Oil&nonOil: technologies to combat fuel fraud. The sector takes a look at blockchain
Technological innovation to combat illegal fuel trafficking: this was the topic up for discussion today at Veronafiere within the scope of the 16th Oil&nonOil event during the conference “The role of new technologies to safeguard fuels”
Introducing the topic, Giuseppe Devito, Director of Assocostieri, acknowledged “progress” achieved in the sector “which is acting as a trail blazer”. The tools mentioned include electronic invoicing, the trader procedure and the e-Das, the simplified accompanying electronic format document. The path towards the emission targets set for 2050, however, risks “lacking direction” and carrying too much “baggage”, where the funds in the National Recovery and Resilience Plan (PNRR), “will not allow us to complete the whole trip.”
However, there are several examples of technology applied to transport, including the “Legality & CaloZero”: project – a tanker truck completely sealed with optical fibre and equipped with sensors. This system allows, through software, analysis of the sequence of operations and certify that they have been carried out in a compliant manner. This aspect was outlined by Natalino Mori, President of Transadriatico, who noted, however, that “the supply chain has three components: depot, tanker truck and destination site” and that conformity certification has “grey areas.”

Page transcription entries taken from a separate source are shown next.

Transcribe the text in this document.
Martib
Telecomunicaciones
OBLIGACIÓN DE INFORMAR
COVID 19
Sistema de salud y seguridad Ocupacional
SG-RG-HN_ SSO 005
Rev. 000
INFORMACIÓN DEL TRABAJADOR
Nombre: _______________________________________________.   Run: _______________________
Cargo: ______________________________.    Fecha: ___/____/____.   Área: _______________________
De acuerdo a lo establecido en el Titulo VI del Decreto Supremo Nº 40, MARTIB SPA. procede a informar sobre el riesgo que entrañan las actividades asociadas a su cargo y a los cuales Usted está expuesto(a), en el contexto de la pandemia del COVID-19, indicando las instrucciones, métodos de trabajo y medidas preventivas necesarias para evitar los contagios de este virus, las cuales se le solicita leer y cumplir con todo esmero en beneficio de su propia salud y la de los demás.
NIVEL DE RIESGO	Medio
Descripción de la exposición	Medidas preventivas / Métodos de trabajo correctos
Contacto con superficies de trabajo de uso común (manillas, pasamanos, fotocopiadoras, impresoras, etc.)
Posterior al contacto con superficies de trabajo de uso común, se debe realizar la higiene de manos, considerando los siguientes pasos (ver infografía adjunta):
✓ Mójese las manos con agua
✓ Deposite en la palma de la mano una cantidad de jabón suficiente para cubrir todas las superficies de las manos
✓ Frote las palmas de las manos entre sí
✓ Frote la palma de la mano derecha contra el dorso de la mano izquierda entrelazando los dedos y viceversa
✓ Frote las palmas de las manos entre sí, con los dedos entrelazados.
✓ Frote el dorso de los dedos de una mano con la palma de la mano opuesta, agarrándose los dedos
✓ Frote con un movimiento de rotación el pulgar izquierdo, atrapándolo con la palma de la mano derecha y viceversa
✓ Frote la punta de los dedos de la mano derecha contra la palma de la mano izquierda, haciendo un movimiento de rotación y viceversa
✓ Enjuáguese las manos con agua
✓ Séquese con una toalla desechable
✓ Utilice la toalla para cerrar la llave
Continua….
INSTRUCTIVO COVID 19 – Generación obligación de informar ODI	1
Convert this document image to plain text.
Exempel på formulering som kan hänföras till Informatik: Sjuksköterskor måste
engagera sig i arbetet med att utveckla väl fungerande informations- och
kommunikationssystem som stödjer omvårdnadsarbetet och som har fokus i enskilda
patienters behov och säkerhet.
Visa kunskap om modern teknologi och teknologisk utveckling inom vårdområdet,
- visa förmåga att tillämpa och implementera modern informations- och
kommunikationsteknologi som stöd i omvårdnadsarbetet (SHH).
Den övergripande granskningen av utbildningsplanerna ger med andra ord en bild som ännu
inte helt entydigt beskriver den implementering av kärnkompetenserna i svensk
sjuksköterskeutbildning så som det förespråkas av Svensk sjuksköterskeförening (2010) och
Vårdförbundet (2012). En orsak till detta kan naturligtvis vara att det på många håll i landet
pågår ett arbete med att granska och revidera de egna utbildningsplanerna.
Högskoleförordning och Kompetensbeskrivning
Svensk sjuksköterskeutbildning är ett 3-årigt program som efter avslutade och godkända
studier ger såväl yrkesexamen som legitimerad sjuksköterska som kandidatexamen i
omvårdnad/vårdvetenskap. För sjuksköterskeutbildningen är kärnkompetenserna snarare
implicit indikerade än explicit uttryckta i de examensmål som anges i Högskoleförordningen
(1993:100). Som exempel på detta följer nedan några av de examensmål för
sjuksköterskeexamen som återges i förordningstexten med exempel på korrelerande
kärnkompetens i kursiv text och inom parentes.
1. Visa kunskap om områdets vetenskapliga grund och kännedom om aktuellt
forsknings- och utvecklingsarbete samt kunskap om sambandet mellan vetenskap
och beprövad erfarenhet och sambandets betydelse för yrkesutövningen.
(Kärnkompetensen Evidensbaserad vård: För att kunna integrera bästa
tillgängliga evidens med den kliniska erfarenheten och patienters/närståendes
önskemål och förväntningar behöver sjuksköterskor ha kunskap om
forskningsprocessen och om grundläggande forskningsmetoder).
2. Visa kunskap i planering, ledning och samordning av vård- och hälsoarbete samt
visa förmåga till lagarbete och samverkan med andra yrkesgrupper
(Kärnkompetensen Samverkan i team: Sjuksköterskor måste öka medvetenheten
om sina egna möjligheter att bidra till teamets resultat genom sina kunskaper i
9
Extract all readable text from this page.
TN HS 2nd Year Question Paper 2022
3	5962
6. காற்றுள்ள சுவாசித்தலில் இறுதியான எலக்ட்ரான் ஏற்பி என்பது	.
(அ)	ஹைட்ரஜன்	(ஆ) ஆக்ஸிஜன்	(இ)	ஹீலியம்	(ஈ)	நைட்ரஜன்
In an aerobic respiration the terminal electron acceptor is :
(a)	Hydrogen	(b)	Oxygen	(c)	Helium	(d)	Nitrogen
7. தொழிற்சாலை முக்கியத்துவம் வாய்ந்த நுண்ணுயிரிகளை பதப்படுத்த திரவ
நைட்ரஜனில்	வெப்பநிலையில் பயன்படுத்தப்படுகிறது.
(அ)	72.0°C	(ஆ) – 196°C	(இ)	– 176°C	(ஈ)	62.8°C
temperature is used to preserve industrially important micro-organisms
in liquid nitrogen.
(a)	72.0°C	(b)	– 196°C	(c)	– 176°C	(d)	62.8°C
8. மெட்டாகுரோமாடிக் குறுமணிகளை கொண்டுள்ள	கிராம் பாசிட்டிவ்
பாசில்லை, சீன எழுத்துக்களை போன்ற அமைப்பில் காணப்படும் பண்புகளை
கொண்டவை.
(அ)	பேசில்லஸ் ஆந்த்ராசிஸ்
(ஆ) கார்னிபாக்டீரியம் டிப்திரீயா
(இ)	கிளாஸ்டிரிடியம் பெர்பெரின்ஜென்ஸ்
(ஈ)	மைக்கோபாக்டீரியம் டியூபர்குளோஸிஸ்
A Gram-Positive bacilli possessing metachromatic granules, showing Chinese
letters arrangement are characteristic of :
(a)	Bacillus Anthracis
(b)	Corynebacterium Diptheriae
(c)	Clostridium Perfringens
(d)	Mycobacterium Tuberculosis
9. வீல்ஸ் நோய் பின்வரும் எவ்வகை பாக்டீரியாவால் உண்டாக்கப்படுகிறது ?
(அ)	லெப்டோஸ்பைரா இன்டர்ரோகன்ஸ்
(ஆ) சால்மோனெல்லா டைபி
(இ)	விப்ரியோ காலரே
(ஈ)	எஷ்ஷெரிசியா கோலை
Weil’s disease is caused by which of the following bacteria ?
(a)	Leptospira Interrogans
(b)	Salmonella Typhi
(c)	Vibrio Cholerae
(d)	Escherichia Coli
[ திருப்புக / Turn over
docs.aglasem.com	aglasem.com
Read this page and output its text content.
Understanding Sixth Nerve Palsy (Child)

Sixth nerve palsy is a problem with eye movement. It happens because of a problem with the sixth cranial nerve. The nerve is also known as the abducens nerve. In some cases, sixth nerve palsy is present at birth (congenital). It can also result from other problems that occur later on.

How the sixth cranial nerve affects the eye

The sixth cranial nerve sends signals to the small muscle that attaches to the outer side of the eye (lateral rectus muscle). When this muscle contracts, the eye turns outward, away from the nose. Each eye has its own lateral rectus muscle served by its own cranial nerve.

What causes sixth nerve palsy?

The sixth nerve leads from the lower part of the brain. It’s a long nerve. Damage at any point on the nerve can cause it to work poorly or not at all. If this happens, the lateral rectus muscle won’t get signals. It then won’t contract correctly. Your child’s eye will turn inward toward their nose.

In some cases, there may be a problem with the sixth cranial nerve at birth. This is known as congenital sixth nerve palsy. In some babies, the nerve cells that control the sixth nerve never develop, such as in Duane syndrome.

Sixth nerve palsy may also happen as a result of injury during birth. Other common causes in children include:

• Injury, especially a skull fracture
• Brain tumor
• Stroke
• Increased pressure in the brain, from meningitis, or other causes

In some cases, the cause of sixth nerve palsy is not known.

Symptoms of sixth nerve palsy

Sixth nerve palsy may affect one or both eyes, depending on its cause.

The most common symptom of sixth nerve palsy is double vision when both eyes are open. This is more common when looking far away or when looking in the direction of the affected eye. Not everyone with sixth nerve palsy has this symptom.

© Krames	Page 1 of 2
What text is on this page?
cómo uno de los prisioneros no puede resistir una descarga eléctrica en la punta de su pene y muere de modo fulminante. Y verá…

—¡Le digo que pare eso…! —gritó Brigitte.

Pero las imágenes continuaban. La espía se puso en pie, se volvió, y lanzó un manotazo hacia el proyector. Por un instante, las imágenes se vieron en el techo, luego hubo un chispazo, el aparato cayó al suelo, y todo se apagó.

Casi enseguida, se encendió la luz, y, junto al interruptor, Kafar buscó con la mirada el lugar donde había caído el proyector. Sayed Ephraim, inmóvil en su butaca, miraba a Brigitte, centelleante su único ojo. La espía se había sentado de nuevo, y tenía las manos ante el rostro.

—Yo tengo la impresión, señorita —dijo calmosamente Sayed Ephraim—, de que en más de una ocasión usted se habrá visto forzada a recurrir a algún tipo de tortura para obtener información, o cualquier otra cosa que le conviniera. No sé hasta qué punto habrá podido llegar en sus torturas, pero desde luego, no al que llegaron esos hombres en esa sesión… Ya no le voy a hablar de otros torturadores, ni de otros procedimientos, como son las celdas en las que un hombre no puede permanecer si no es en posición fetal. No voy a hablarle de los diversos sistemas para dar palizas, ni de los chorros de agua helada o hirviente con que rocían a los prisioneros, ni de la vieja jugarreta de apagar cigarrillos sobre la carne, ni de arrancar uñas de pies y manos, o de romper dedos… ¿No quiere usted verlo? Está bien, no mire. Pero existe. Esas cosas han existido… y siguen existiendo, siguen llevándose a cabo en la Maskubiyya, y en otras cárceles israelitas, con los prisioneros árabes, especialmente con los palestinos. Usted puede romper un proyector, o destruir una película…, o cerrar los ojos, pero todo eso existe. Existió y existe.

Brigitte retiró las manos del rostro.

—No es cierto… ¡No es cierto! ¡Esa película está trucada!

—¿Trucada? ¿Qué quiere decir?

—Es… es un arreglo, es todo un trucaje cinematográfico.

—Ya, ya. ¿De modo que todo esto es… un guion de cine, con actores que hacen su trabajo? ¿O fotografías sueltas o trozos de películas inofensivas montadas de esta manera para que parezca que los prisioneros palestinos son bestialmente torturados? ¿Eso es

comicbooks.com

On the other hand, the new blockchain frontier was discussed by William Nonnis, full stack & blockchain developer of the Ministry of Defence and Enea. Despite the possibilities offered by this technology – thanks to its distribution, transparency and immutability features – there is, however, some “confusion between digitization and digital transformation” or rather a cultural gap. “The blockchain can help but it is not a panacea. It can only be applied in certain sectors,” Nonnis pointed out. The European Union – he recalled – has indicated five transformations: technology, economy, regulations, standards and culture. In reality, the latter aspect is the most important, yet only 10% of NRP funds is focused on training, so some rethinking is needed. Furthermore, “Italy does not own critical infrastructures” and there are regulatory issues, since “digital means there are no more borders.”
The conference also focused on and analysed the factors that prompt illegality. Eugenio Sbariggia, head of tax legislation of Unione energie per la Mobilità (Unem), indicated one of them above all: “as long as taxation is so high, the problem will always persist”. We are talking about “a market that in 2019 generated revenue of 40 billion euros, about 26 in excise duties and about 13 in VAT” he pointed out.
Speaking of taxation, Marco Dreosto, member of the European Parliament Committee on the Environment, Public Health and Food Safety, highlighted a broader problem: a lack of uniformity, “especially in cross-border situations”, which also has other implications, including the “dumping fuel costs between different states.”
The inadequacy of regulations as regards the liberalization process was the focus for lawyer Bonaventura Sorrentino, (partner of the law and tax firm Sorrentino Pasca Toma. In his opinion, digital tools are beginning to prove their validity in the fight against fraud but “further efforts by legislators are needed and financial authorities must be given clear operational tools that leave no grey areas or gaps in interpretation.”